Religious Right and the Attack on Courts

These ridiculous religious-based attacks on the court system in this country is not new. In fact, it is tied to more than a poltical ideology or simple expediency. These attacks -- as well as the direct efforts to remake the court system in part and in whole -- is based on far more than the facile notion that the religious right wants everyone to think and act and well... be them. This may well be true but the motivations of these attacks go far deeper and are far, far more paranoid then most of us can imagine.

These attacks are part of a strange mythological assumption that the world must be remade in the image of what they see as Godly only after an epic struggle between the forces of good and evil. And if you are not moved in your beliefs, values, and actions based on God, then you can only be involved in evil activities. And where does evil come from again?

March onward Christian soldier... no, make that march on Evangelical Fundamentalist Christian soldier, marching on to war.

Yeah, I know... this sounds like some kind of horror movie that you might watch like "The Omen" or "The Exorcist". These series of attacks on the secular and logical basis of our country IS part of their religious identity and action. It is part of who these religious zealots think they are and believe that they must force their beliefs on the rest of us.

Examples of this attempt to remake the country include James Kennedy calling the separation of church and state "a grievous mistake" and his efforts to "remake" the United States for Jesus (and of course, they mean Jesus as they understand it). And Pat Robertson's drive over the years to remake the courts with an Evangelical Charismatic Protestant Fundamentalism --trust me, none of that is good for the rest of us. Or Jerry Falwell's calls for religious litmus tests in voting and political activism.
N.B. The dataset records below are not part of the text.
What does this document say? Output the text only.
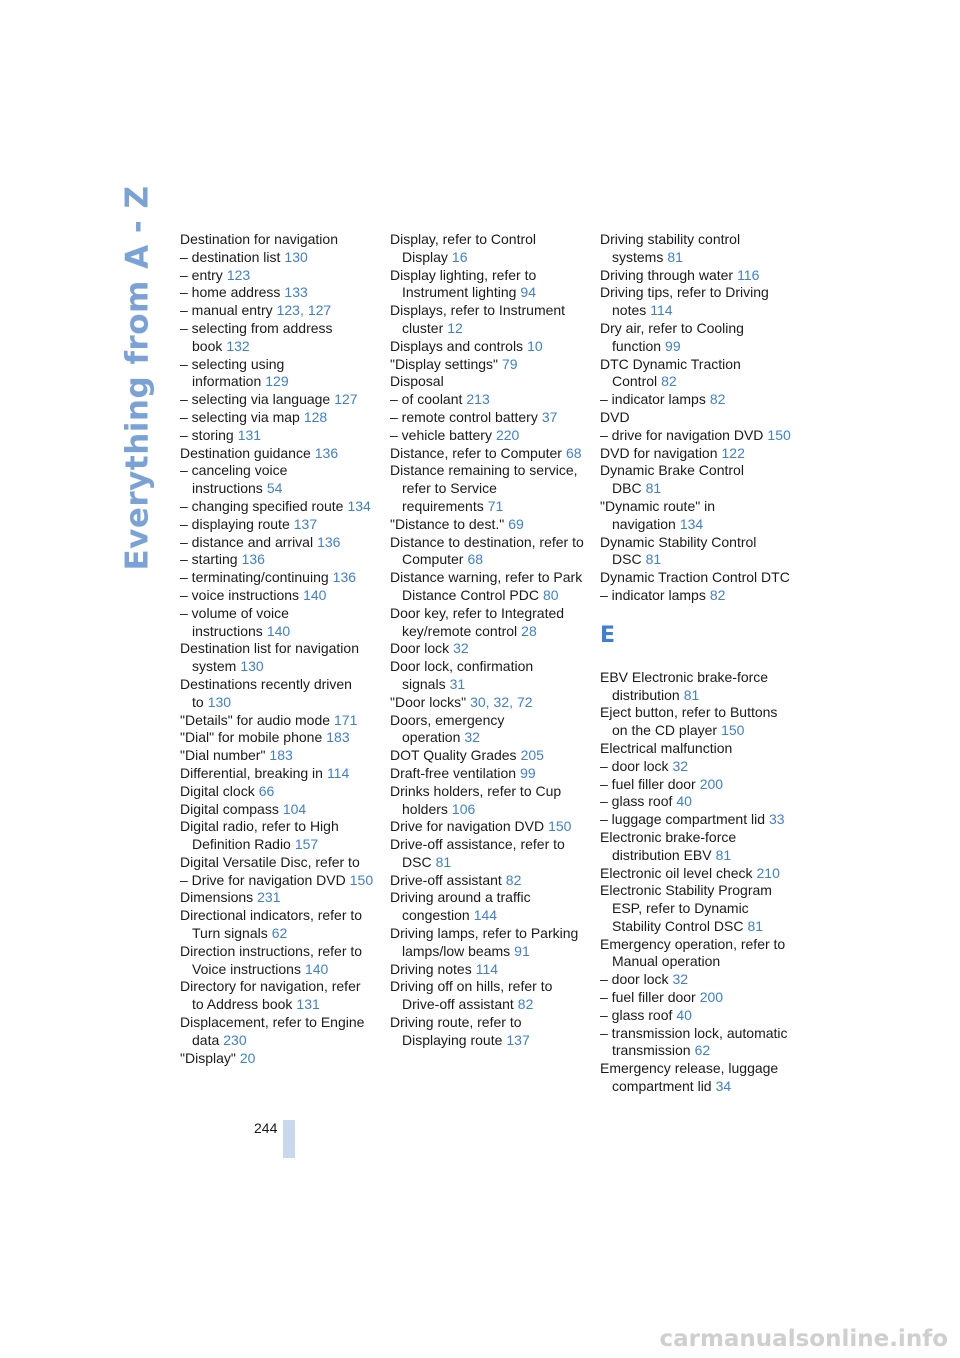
Everything from A - Z Destination for navigation
– destination list 130
– entry 123
– home address 133
– manual entry 123, 127
– selecting from address book 132
– selecting using information 129
– selecting via language 127
– selecting via map 128
– storing 131
Destination guidance 136
– canceling voice instructions 54
– changing specified route 134
– displaying route 137
– distance and arrival 136
– starting 136
– terminating/continuing 136
– voice instructions 140
– volume of voice instructions 140
Destination list for navigation system 130
Destinations recently driven to 130
"Details" for audio mode 171
"Dial" for mobile phone 183
"Dial number" 183
Differential, breaking in 114
Digital clock 66
Digital compass 104
Digital radio, refer to High Definition Radio 157
Digital Versatile Disc, refer to
– Drive for navigation DVD 150
Dimensions 231
Directional indicators, refer to Turn signals 62
Direction instructions, refer to Voice instructions 140
Directory for navigation, refer to Address book 131
Displacement, refer to Engine data 230
"Display" 20
Display, refer to Control Display 16
Display lighting, refer to Instrument lighting 94
Displays, refer to Instrument cluster 12
Displays and controls 10
"Display settings" 79
Disposal
– of coolant 213
– remote control battery 37
– vehicle battery 220
Distance, refer to Computer 68
Distance remaining to service, refer to Service requirements 71
"Distance to dest." 69
Distance to destination, refer to Computer 68
Distance warning, refer to Park Distance Control PDC 80
Door key, refer to Integrated key/remote control 28
Door lock 32
Door lock, confirmation signals 31
"Door locks" 30, 32, 72
Doors, emergency operation 32
DOT Quality Grades 205
Draft-free ventilation 99
Drinks holders, refer to Cup holders 106
Drive for navigation DVD 150
Drive-off assistance, refer to DSC 81
Drive-off assistant 82
Driving around a traffic congestion 144
Driving lamps, refer to Parking lamps/low beams 91
Driving notes 114
Driving off on hills, refer to Drive-off assistant 82
Driving route, refer to Displaying route 137
Driving stability control systems 81
Driving through water 116
Driving tips, refer to Driving notes 114
Dry air, refer to Cooling function 99
DTC Dynamic Traction Control 82
– indicator lamps 82
DVD
– drive for navigation DVD 150
DVD for navigation 122
Dynamic Brake Control DBC 81
"Dynamic route" in navigation 134
Dynamic Stability Control DSC 81
Dynamic Traction Control DTC
– indicator lamps 82
E
EBV Electronic brake-force distribution 81
Eject button, refer to Buttons on the CD player 150
Electrical malfunction
– door lock 32
– fuel filler door 200
– glass roof 40
– luggage compartment lid 33
Electronic brake-force distribution EBV 81
Electronic oil level check 210
Electronic Stability Program ESP, refer to Dynamic Stability Control DSC 81
Emergency operation, refer to Manual operation
– door lock 32
– fuel filler door 200
– glass roof 40
– transmission lock, automatic transmission 62
Emergency release, luggage compartment lid 34
244
carmanualsonline.info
But these far religious rightists believe that before the world can be remade in a divine fashion, the forces of evil win. That's right. For those on the religious right, they believe that they have to lose before they can ultimately win. This is tied to their end times philosophy based on the arcane symbolism and destruction in the book of Revelations in some versions of the Bible.

The courts then become not just an impediment to religious change, they have become Satanic courts that are part of a larger conspiracy to move the country away from the Evangelical God and toward evil.

If you believe you are fighting evil -- and these people do -- you do not negotiate with evil. You do not tolerate it. You fight it and destroy it. You must take political action and not stop until you win. And that is what they believe that they must do.